A. They bring together the essential of what Guy Debord produced between the 1950s and 1994, everything that he could and wanted to conserve. He himself classified the major part before his suicide. The archives include his manuscripts, the jewel [fleron] of which is obviously that of The Society of the Spectacle, but also unpublished ones, a projected Dictionary . . . . One finds in them several hundred index cards with reader's notes, which form a kind of unpublished manuscript and which records the origins of the "detournements." It is exciting not only to see what Debord read, but how he read. The assets include his working library, with hundreds of volumes classified by theme ("Marxism," "Military Strategy and Tactics," "Social Movements," "avant-gardes" . . . ).
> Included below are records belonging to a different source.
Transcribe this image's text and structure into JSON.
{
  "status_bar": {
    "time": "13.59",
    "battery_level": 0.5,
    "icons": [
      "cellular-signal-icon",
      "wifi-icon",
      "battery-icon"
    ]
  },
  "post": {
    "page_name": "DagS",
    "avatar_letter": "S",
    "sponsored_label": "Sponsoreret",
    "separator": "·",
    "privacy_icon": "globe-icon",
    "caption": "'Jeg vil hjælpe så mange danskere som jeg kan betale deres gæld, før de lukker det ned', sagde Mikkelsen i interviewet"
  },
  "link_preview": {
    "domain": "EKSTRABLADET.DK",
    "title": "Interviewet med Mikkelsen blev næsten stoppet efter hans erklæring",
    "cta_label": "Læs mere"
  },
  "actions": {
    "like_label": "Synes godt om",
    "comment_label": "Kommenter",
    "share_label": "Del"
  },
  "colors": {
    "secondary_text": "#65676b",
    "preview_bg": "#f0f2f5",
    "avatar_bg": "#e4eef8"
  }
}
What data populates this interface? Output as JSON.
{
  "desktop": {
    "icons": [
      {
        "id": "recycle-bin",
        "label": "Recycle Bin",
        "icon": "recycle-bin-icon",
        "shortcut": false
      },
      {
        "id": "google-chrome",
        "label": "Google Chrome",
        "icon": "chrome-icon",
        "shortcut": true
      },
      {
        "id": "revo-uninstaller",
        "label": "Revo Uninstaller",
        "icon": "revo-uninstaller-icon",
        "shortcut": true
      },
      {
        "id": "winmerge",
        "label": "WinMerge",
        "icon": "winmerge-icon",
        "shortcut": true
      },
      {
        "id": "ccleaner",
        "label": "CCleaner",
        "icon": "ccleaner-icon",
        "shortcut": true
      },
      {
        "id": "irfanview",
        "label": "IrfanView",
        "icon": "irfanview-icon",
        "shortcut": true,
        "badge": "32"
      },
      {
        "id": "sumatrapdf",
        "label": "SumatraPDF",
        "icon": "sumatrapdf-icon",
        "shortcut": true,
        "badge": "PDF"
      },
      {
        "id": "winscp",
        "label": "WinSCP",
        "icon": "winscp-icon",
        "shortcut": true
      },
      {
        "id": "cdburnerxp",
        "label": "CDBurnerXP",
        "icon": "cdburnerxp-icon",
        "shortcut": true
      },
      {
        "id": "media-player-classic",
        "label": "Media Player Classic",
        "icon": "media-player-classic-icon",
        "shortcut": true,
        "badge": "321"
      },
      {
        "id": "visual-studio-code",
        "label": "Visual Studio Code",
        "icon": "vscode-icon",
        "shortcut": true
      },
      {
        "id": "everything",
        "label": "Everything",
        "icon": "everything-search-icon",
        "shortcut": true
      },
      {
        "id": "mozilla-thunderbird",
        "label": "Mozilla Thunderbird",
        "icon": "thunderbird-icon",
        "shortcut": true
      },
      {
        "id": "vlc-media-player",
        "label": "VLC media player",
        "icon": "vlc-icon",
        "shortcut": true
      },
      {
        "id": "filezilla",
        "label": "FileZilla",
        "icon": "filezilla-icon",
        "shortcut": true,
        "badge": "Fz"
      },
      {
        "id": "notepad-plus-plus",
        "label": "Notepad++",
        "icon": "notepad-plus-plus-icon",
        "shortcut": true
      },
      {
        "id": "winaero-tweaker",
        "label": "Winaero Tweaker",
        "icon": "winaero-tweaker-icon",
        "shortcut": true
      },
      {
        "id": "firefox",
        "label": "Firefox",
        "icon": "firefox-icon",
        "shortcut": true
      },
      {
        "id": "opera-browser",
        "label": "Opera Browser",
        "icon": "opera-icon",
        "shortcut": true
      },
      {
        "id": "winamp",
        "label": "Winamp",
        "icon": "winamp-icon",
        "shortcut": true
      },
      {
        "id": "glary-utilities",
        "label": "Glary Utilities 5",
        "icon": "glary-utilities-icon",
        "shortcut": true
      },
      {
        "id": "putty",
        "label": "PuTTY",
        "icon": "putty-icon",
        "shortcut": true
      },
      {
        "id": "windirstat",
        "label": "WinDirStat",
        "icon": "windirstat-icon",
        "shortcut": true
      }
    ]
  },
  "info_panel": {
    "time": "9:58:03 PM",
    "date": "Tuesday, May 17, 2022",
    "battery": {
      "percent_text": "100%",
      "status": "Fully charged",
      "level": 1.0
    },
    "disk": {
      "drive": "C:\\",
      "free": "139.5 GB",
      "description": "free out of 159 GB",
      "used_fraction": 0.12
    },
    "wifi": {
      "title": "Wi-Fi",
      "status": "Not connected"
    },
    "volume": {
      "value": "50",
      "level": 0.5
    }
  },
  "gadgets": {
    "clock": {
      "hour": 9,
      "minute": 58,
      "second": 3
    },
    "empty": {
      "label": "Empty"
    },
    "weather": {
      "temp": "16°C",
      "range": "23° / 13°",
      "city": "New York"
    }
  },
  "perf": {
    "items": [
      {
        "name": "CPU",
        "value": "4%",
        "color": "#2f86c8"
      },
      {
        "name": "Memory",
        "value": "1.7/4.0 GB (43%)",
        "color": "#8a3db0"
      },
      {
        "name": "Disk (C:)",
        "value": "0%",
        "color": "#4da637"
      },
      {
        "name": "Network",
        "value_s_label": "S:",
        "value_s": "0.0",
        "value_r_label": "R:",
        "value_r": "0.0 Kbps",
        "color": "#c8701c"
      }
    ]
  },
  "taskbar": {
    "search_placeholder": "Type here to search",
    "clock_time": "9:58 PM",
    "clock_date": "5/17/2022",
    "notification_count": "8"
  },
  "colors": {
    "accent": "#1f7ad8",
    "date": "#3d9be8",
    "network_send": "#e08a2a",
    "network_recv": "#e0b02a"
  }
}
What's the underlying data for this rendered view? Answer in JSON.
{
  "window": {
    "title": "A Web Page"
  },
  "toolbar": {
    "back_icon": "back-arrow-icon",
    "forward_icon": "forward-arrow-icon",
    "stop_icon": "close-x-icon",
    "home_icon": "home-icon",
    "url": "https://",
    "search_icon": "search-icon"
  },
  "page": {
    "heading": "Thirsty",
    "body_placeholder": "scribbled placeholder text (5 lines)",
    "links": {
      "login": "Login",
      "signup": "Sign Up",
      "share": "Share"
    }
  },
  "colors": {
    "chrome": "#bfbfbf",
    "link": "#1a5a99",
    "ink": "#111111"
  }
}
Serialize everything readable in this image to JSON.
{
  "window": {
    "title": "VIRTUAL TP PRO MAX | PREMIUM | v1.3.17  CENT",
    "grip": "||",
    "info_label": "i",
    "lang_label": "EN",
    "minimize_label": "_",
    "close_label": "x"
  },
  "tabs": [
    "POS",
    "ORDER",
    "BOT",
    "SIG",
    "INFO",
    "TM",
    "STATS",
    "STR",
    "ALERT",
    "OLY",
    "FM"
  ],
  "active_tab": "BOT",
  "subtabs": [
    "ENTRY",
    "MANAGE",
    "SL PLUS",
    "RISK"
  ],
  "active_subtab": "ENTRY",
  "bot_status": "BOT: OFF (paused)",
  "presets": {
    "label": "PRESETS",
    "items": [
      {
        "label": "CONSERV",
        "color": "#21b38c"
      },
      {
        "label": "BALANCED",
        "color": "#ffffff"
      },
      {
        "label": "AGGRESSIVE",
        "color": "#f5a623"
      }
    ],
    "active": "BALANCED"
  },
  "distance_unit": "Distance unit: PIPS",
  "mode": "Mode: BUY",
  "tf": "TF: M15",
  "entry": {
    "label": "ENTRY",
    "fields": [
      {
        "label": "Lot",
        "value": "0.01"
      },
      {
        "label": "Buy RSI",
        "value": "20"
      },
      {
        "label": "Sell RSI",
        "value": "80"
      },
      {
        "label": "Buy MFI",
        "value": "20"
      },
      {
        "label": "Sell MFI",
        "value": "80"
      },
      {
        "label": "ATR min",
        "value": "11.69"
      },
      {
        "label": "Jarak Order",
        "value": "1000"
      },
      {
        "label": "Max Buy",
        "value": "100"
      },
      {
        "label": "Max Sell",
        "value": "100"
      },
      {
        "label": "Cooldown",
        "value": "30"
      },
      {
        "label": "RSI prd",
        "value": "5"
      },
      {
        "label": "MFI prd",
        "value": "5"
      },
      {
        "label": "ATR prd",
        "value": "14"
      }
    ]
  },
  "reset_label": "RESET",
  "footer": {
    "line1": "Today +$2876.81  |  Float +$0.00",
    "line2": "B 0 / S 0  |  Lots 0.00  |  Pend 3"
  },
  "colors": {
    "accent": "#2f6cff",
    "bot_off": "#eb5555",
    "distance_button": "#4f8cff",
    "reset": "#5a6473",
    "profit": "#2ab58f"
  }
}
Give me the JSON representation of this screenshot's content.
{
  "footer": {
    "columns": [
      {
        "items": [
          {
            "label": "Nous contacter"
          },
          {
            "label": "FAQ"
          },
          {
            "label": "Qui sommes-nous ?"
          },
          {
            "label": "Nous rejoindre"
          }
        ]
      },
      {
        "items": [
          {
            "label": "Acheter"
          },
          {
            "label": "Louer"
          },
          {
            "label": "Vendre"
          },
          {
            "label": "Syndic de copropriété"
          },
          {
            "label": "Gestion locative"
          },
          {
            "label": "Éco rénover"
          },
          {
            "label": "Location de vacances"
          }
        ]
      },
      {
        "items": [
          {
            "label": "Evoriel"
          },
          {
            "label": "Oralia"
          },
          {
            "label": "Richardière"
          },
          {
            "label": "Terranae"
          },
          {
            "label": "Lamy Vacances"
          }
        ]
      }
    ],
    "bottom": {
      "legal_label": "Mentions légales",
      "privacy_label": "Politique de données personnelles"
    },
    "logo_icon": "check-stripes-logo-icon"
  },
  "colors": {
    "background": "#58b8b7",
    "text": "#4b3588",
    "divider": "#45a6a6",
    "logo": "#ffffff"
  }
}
His films also form one of the most important parts: one can find in them all or almost all of the preparatory manuscripts at different stages of the scenario, as well as the photographic plates. There are even objects such as his typewriter, his eyeglasses, and a small wooden table on which he fixed a handwritten note that says "On this table Guy Debord wrote 'The Society of the Spectacle' in 1966 and 1967 at 169 rue Saint-Jacques, Paris." His correspondence, which includes many drafts and copies, and which has largely been developed [exploitee] by Alice Debord for her publication of his general correspondence -- a monument -- of which the final volume will [soon] be published.